Manca ancora del tutto, peraltro, qualsiasi notizia sulla dislocazione del quartier generale.

Per quanto riguarda i bilanci, i ricavi del gruppo sono stati pari nell’anno a 86,8 miliardi di euro (+ 3% sull’anno precedente), mentre l’utile netto è risultato di 943 milioni, rispetto agli 1,14 miliardi del 2012. Più analiticamente, mentre la Chrysler da sola mostra un andamento positivo ed in crescita, i dati Fiat sono in peggioramento di 124 milioni sull’anno precedente. Oltre alla solita depressione dei risultati europei, questa volta la novità è rappresentata dal peggioramento dell’America Latina ed in particolare del Brasile, che sino a ieri appariva come quella che teneva a galla tutta la baracca. Il deterioramento delle prospettive economiche del paese e il progressivo forte aumento dei livelli della concorrenza contribuiscono a spiegare il cattivo risultato.

Sul fronte finanziario, la gestione Fiat ha assorbito cassa per ben 1,6 miliardi di euro ed anche in questo caso è dovuto intervenire l’andamento positivo della Chrysler per portare a dei flussi di cassa complessivi in sostanziale pareggio.

Per quanto riguarda il 2014, si prevede un fatturato in crescita ma risultati economici ancora in discesa, mentre l’indebitamento dovrebbe fortemente peggiorare, in particolare, ma non solo, in relazione agli esborsi per l’acquisto del 41% delle azioni Chrysler che era ancora nelle mani dei sindacati Usa.

Questi dati alla fine indicano quanto sia ancora lunga la strada del nuovo gruppo sul cammino della trasformazione in un player globale, come i principali sei concorrenti del settore. Questa strada, a mio parere, il gruppo non è peraltro in grado di percorrerla con successo con le sue sole attuali e deboli forze. Attendiamo delle novità su questo fronte nei prossimi mesi e anni.

Per quanto riguarda invece la dislocazione delle varie sedi della nuova entità Fiat Chrysler Automobiles (FCA), niente che non si immaginasse già. La holding sarà in Olanda, perché nel paese è più facile che altrove controllare un gruppo con solo una quota relativamente ridotta del capitale; la sede fiscale in Gran Bretagna, perché le tasse sui dividendi vi sono più leggere; la quotazioni in borsa negli Stati Uniti, infine, perché è il più grande mercato finanziario del mondo e il gruppo avrà bisogno probabilmente di sollecitare prossimamente il risparmio del pubblico in misura rilevante, visto lo stato non brillante delle sue finanze.

Restano a questo punto due buchi informativi di peso. Da una parte quello relativo a cosa Marchionne e il fedele scudiero Elkann vorranno fare con l’Italia, l’altro, almeno in parte collegato, su dove sarà collocato il quartier generale del gruppo.

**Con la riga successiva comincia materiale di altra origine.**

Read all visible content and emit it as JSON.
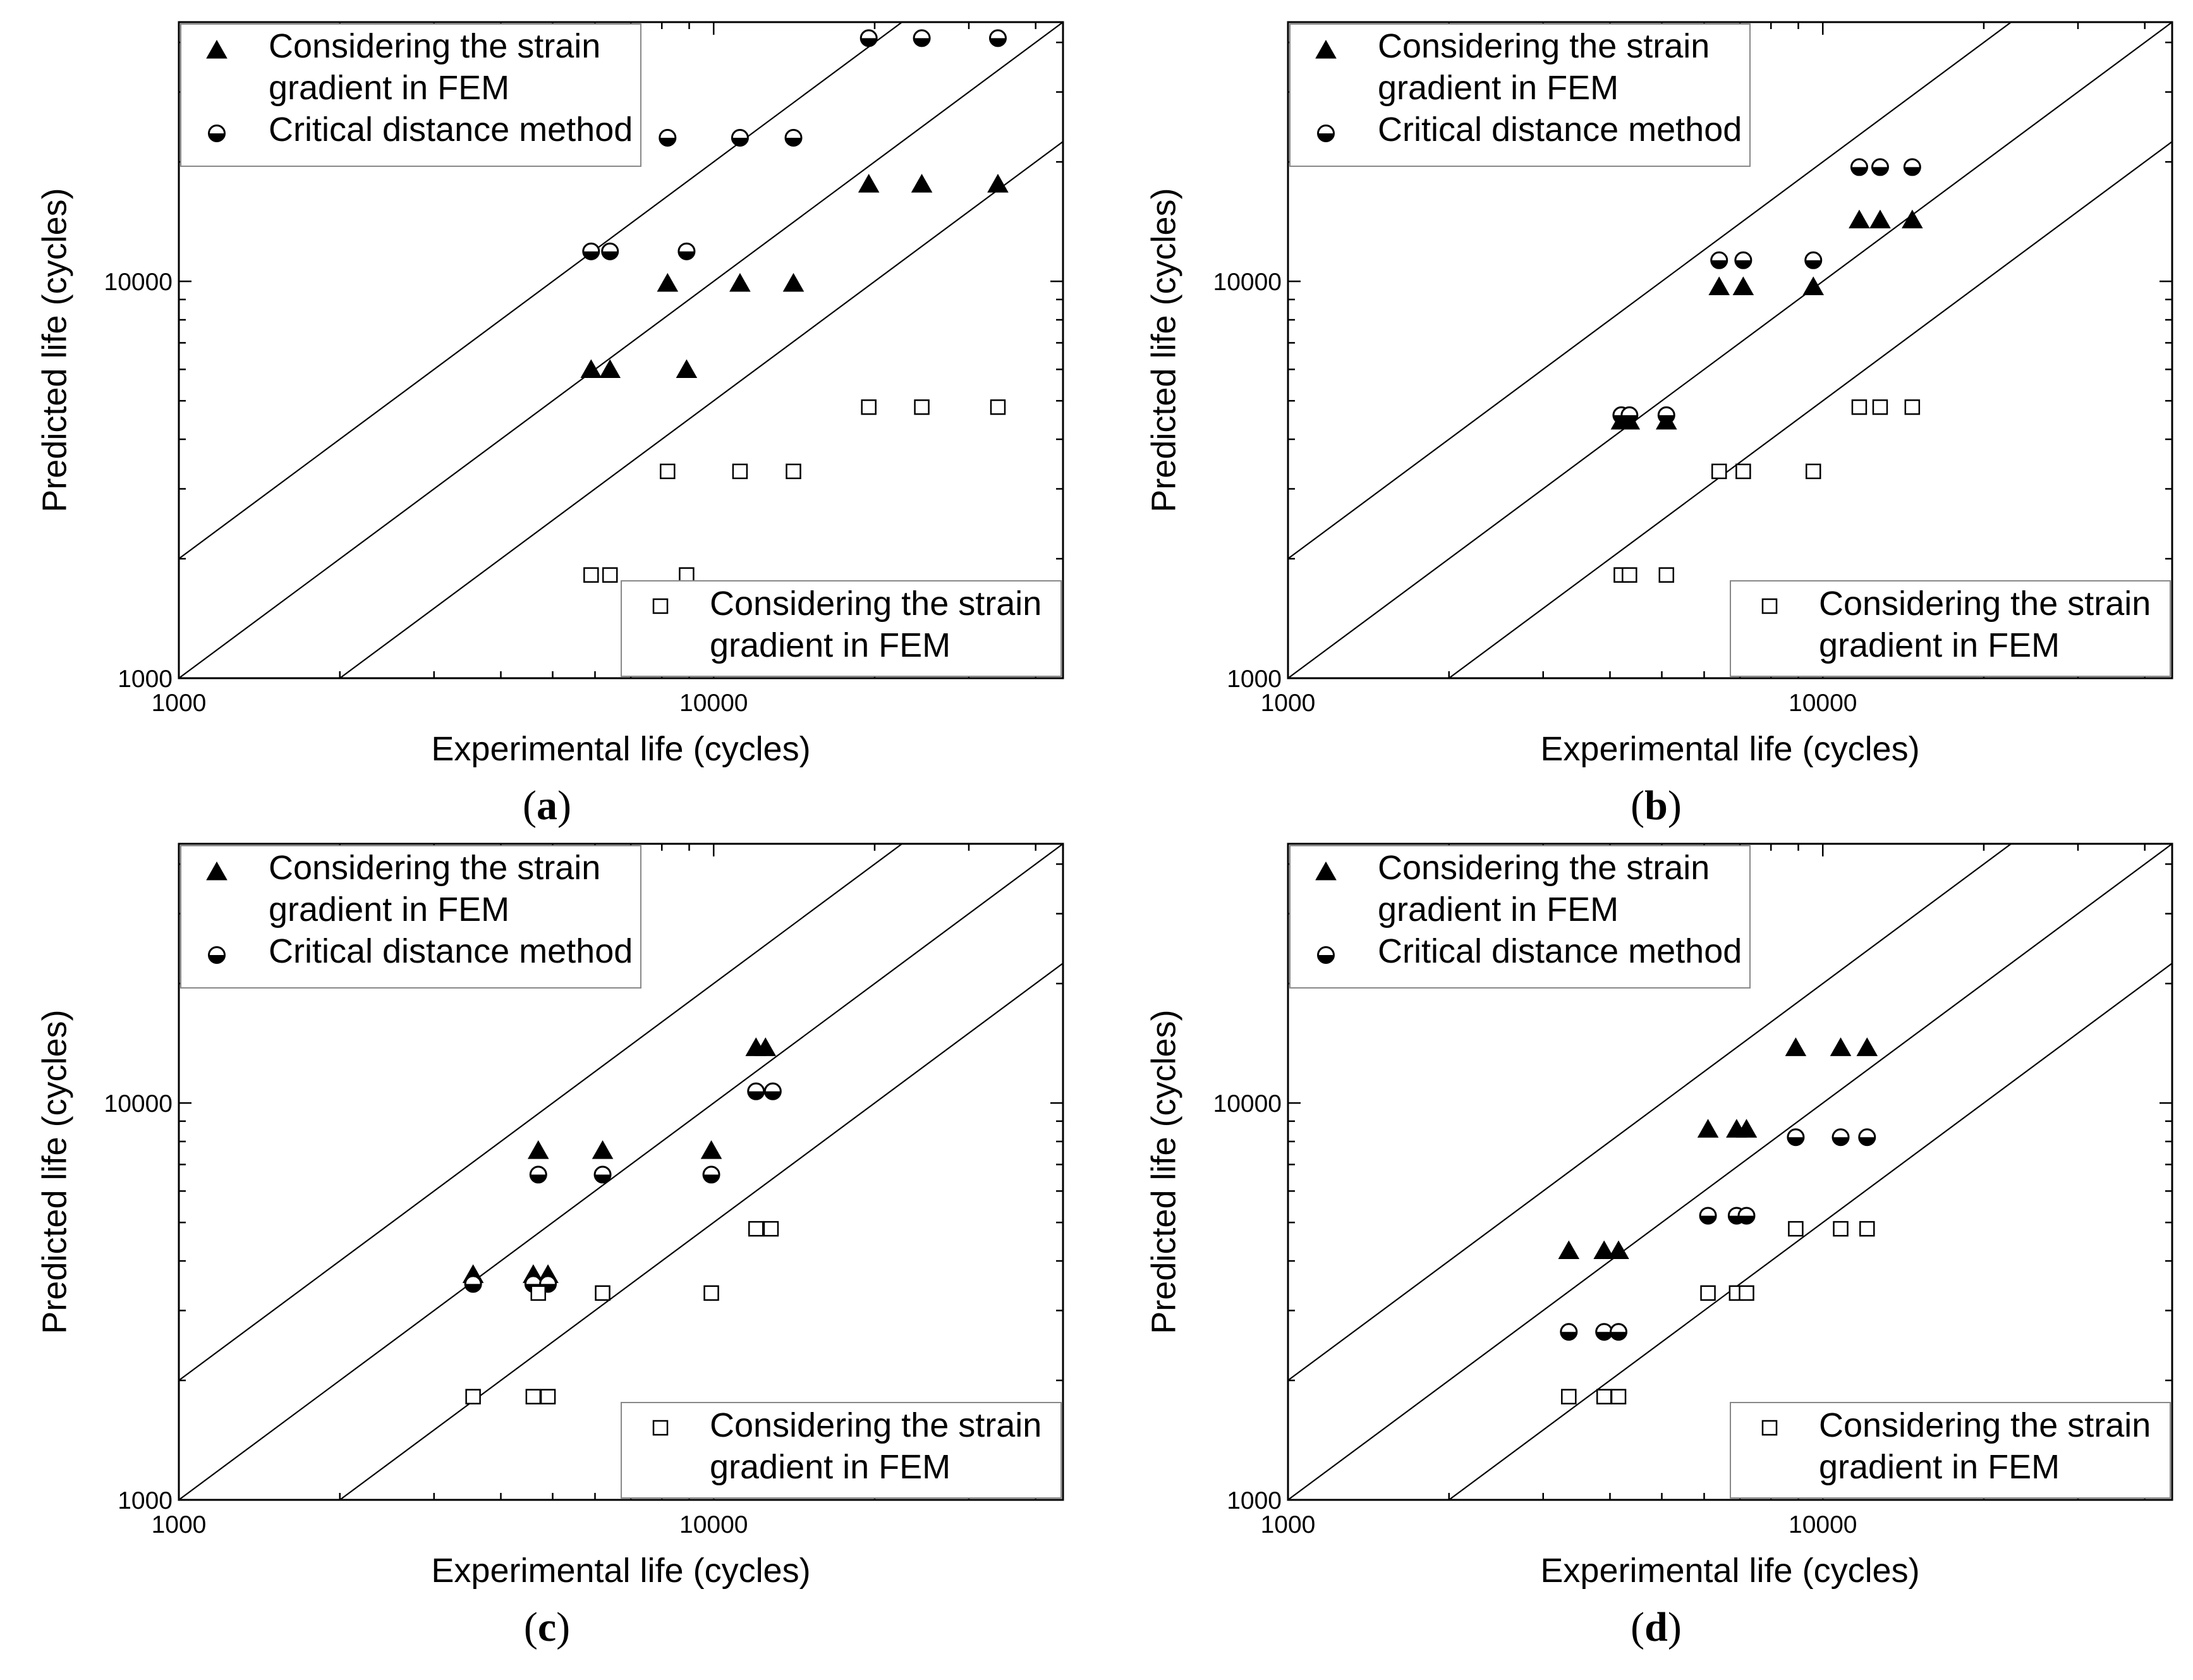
{
  "chart_data": [
    {
      "id": "a",
      "type": "scatter",
      "caption": "a",
      "xlabel": "Experimental life (cycles)",
      "ylabel": "Predicted life (cycles)",
      "xscale": "log",
      "yscale": "log",
      "xlim": [
        1000,
        45000
      ],
      "ylim": [
        1000,
        45000
      ],
      "xticks": [
        1000,
        10000
      ],
      "yticks": [
        1000,
        10000
      ],
      "tick_labels": [
        "1000",
        "10000"
      ],
      "reference_lines": [
        {
          "factor": 2
        },
        {
          "factor": 1
        },
        {
          "factor": 0.5
        }
      ],
      "legend_top": {
        "position": "top-left",
        "entries": [
          {
            "series": 0,
            "lines": [
              "Considering the strain",
              "gradient in FEM"
            ]
          },
          {
            "series": 1,
            "lines": [
              "Critical distance method"
            ]
          }
        ]
      },
      "legend_bottom": {
        "position": "bottom-right",
        "entries": [
          {
            "series": 2,
            "lines": [
              "Considering the strain",
              "gradient in FEM"
            ]
          }
        ]
      },
      "series": [
        {
          "name": "Considering the strain gradient in FEM",
          "marker": "triangle",
          "points": [
            [
              5900,
              6000
            ],
            [
              6400,
              6000
            ],
            [
              8900,
              6000
            ],
            [
              8200,
              9900
            ],
            [
              11200,
              9900
            ],
            [
              14100,
              9900
            ],
            [
              19500,
              17600
            ],
            [
              24500,
              17600
            ],
            [
              34000,
              17600
            ]
          ]
        },
        {
          "name": "Critical distance method",
          "marker": "half-circle",
          "points": [
            [
              5900,
              11900
            ],
            [
              6400,
              11900
            ],
            [
              8900,
              11900
            ],
            [
              8200,
              23000
            ],
            [
              11200,
              23000
            ],
            [
              14100,
              23000
            ],
            [
              19500,
              41000
            ],
            [
              24500,
              41000
            ],
            [
              34000,
              41000
            ]
          ]
        },
        {
          "name": "Considering the strain gradient in FEM",
          "marker": "square",
          "points": [
            [
              5900,
              1820
            ],
            [
              6400,
              1820
            ],
            [
              8900,
              1820
            ],
            [
              8200,
              3320
            ],
            [
              11200,
              3320
            ],
            [
              14100,
              3320
            ],
            [
              19500,
              4820
            ],
            [
              24500,
              4820
            ],
            [
              34000,
              4820
            ]
          ]
        }
      ]
    },
    {
      "id": "b",
      "type": "scatter",
      "caption": "b",
      "xlabel": "Experimental life (cycles)",
      "ylabel": "Predicted life (cycles)",
      "xscale": "log",
      "yscale": "log",
      "xlim": [
        1000,
        45000
      ],
      "ylim": [
        1000,
        45000
      ],
      "xticks": [
        1000,
        10000
      ],
      "yticks": [
        1000,
        10000
      ],
      "tick_labels": [
        "1000",
        "10000"
      ],
      "reference_lines": [
        {
          "factor": 2
        },
        {
          "factor": 1
        },
        {
          "factor": 0.5
        }
      ],
      "legend_top": {
        "position": "top-left",
        "entries": [
          {
            "series": 0,
            "lines": [
              "Considering the strain",
              "gradient in FEM"
            ]
          },
          {
            "series": 1,
            "lines": [
              "Critical distance method"
            ]
          }
        ]
      },
      "legend_bottom": {
        "position": "bottom-right",
        "entries": [
          {
            "series": 2,
            "lines": [
              "Considering the strain",
              "gradient in FEM"
            ]
          }
        ]
      },
      "series": [
        {
          "name": "Considering the strain gradient in FEM",
          "marker": "triangle",
          "points": [
            [
              4200,
              4450
            ],
            [
              4350,
              4450
            ],
            [
              5100,
              4450
            ],
            [
              6400,
              9700
            ],
            [
              7100,
              9700
            ],
            [
              9600,
              9700
            ],
            [
              11700,
              14300
            ],
            [
              12800,
              14300
            ],
            [
              14700,
              14300
            ]
          ]
        },
        {
          "name": "Critical distance method",
          "marker": "half-circle",
          "points": [
            [
              4200,
              4600
            ],
            [
              4350,
              4600
            ],
            [
              5100,
              4600
            ],
            [
              6400,
              11300
            ],
            [
              7100,
              11300
            ],
            [
              9600,
              11300
            ],
            [
              11700,
              19400
            ],
            [
              12800,
              19400
            ],
            [
              14700,
              19400
            ]
          ]
        },
        {
          "name": "Considering the strain gradient in FEM",
          "marker": "square",
          "points": [
            [
              4200,
              1820
            ],
            [
              4350,
              1820
            ],
            [
              5100,
              1820
            ],
            [
              6400,
              3320
            ],
            [
              7100,
              3320
            ],
            [
              9600,
              3320
            ],
            [
              11700,
              4820
            ],
            [
              12800,
              4820
            ],
            [
              14700,
              4820
            ]
          ]
        }
      ]
    },
    {
      "id": "c",
      "type": "scatter",
      "caption": "c",
      "xlabel": "Experimental life (cycles)",
      "ylabel": "Predicted life (cycles)",
      "xscale": "log",
      "yscale": "log",
      "xlim": [
        1000,
        45000
      ],
      "ylim": [
        1000,
        45000
      ],
      "xticks": [
        1000,
        10000
      ],
      "yticks": [
        1000,
        10000
      ],
      "tick_labels": [
        "1000",
        "10000"
      ],
      "reference_lines": [
        {
          "factor": 2
        },
        {
          "factor": 1
        },
        {
          "factor": 0.5
        }
      ],
      "legend_top": {
        "position": "top-left",
        "entries": [
          {
            "series": 0,
            "lines": [
              "Considering the strain",
              "gradient in FEM"
            ]
          },
          {
            "series": 1,
            "lines": [
              "Critical distance method"
            ]
          }
        ]
      },
      "legend_bottom": {
        "position": "bottom-right",
        "entries": [
          {
            "series": 2,
            "lines": [
              "Considering the strain",
              "gradient in FEM"
            ]
          }
        ]
      },
      "series": [
        {
          "name": "Considering the strain gradient in FEM",
          "marker": "triangle",
          "points": [
            [
              3550,
              3700
            ],
            [
              4600,
              3700
            ],
            [
              4900,
              3700
            ],
            [
              4700,
              7600
            ],
            [
              6200,
              7600
            ],
            [
              9900,
              7600
            ],
            [
              12000,
              13800
            ],
            [
              12500,
              13800
            ]
          ]
        },
        {
          "name": "Critical distance method",
          "marker": "half-circle",
          "points": [
            [
              3550,
              3500
            ],
            [
              4600,
              3500
            ],
            [
              4900,
              3500
            ],
            [
              4700,
              6600
            ],
            [
              6200,
              6600
            ],
            [
              9900,
              6600
            ],
            [
              12000,
              10700
            ],
            [
              12900,
              10700
            ]
          ]
        },
        {
          "name": "Considering the strain gradient in FEM",
          "marker": "square",
          "points": [
            [
              3550,
              1820
            ],
            [
              4600,
              1820
            ],
            [
              4900,
              1820
            ],
            [
              4700,
              3320
            ],
            [
              6200,
              3320
            ],
            [
              9900,
              3320
            ],
            [
              12000,
              4820
            ],
            [
              12800,
              4820
            ]
          ]
        }
      ]
    },
    {
      "id": "d",
      "type": "scatter",
      "caption": "d",
      "xlabel": "Experimental life (cycles)",
      "ylabel": "Predicted life (cycles)",
      "xscale": "log",
      "yscale": "log",
      "xlim": [
        1000,
        45000
      ],
      "ylim": [
        1000,
        45000
      ],
      "xticks": [
        1000,
        10000
      ],
      "yticks": [
        1000,
        10000
      ],
      "tick_labels": [
        "1000",
        "10000"
      ],
      "reference_lines": [
        {
          "factor": 2
        },
        {
          "factor": 1
        },
        {
          "factor": 0.5
        }
      ],
      "legend_top": {
        "position": "top-left",
        "entries": [
          {
            "series": 0,
            "lines": [
              "Considering the strain",
              "gradient in FEM"
            ]
          },
          {
            "series": 1,
            "lines": [
              "Critical distance method"
            ]
          }
        ]
      },
      "legend_bottom": {
        "position": "bottom-right",
        "entries": [
          {
            "series": 2,
            "lines": [
              "Considering the strain",
              "gradient in FEM"
            ]
          }
        ]
      },
      "series": [
        {
          "name": "Considering the strain gradient in FEM",
          "marker": "triangle",
          "points": [
            [
              3350,
              4250
            ],
            [
              3900,
              4250
            ],
            [
              4150,
              4250
            ],
            [
              6100,
              8600
            ],
            [
              6900,
              8600
            ],
            [
              7200,
              8600
            ],
            [
              8900,
              13800
            ],
            [
              10800,
              13800
            ],
            [
              12100,
              13800
            ]
          ]
        },
        {
          "name": "Critical distance method",
          "marker": "half-circle",
          "points": [
            [
              3350,
              2650
            ],
            [
              3900,
              2650
            ],
            [
              4150,
              2650
            ],
            [
              6100,
              5200
            ],
            [
              6900,
              5200
            ],
            [
              7200,
              5200
            ],
            [
              8900,
              8200
            ],
            [
              10800,
              8200
            ],
            [
              12100,
              8200
            ]
          ]
        },
        {
          "name": "Considering the strain gradient in FEM",
          "marker": "square",
          "points": [
            [
              3350,
              1820
            ],
            [
              3900,
              1820
            ],
            [
              4150,
              1820
            ],
            [
              6100,
              3320
            ],
            [
              6900,
              3320
            ],
            [
              7200,
              3320
            ],
            [
              8900,
              4820
            ],
            [
              10800,
              4820
            ],
            [
              12100,
              4820
            ]
          ]
        }
      ]
    }
  ]
}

Per quanto riguarda il primo tipo di notizie sappiamo almeno che il mistero dovrebbe essere svelato ai primi di maggio, mentre per quanto riguarda il secondo, invece, nessuno ne parla.

Si può ipotizzare con una certa plausibilità che la sede centrale sarà collocata nei dintorni di Detroit; Marchionne cerca di schivare una informazione imbarazzante dicendo che il suo quartier generale si trova in aereo, dove passa la gran parte del suo tempo, ma in realtà per governare un gruppo ci vogliono, tra l’altro, i progettisti dei nuovi modelli, quelli che analizzano i conti, quelli che gestiscono il personale, e così via. Attualmente per fare queste cose lavorano a Torino intorno alle 5.000 persone e non sappiamo quante negli Usa. Con il plausibile spostamento a Detroit si può stimare molto grossolanamente che Torino perderà circa 3000 posti di lavoro, sui circa 5.000 in essere almeno sino a qualche tempo fa. Ma forse i dirigenti del gruppo, per non destare troppo clamore, cercheranno di fare il passaggio in sordina, un poco alla volta, utilizzando poi anche un po’ di dimissioni incentivate, un po’ di pensionamenti, lo spostamento negli Stati Uniti di una parte degli impiegati italiani. Chissà.

Quello che è certo che il governo italiano continua tranquillamente e con una bella faccia tosta a mantenere tutte le distanze dalla partita, come se si trattasse di una questione molto lontana da noi.